By the Normandy invasion, Waller had qualified as a staff officer and was posted to the 9th Infantry Brigade as brigade major. After Lieutenant-Colonel Richard Burbury of the 1st Battalion, South Lancashire Regiment was killed on D-Day, Waller joined as the new second-in-command. At the end of June 1944, a new commander took over but he was killed within a month. The next CO was relieved in mid-October, and Waller took over the 1st South Lancs.
Waller was noted for his bravery and coolness even under the most severe enemy fire. One officer recalled during a bombardment while escorting a group of POWs: “All the British officers and men instinctively ducked, except ‘Swazi’. The Germans didn’t duck either. As ‘Swazi’ said to me later, “That was a tricky situation. | didn’t want the Germans to think that we were scared of their shelling.”

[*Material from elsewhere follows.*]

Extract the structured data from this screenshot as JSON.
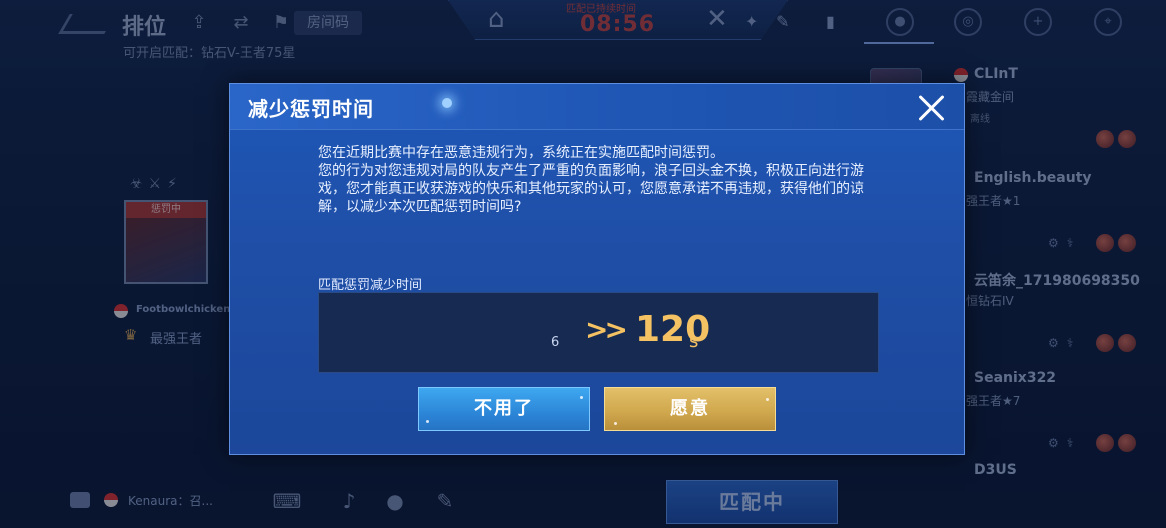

Although “regarded as fire proof” by the battalion, Waller was not immune. In mid-April his jeep struck a mine and he was put out of action. Lieutenant-Colonel M.A.H. Butler, an original South Lancs officer in command of the 1st Battalion, Essex Regiment, returned to his old unit to succeed Waller.
After the war, Waller served in Malaya and Kenya, and was awarded with Officer of the Most Excellent Order of the British Empire. He retired from the army in 1964 and died in York in January 1999.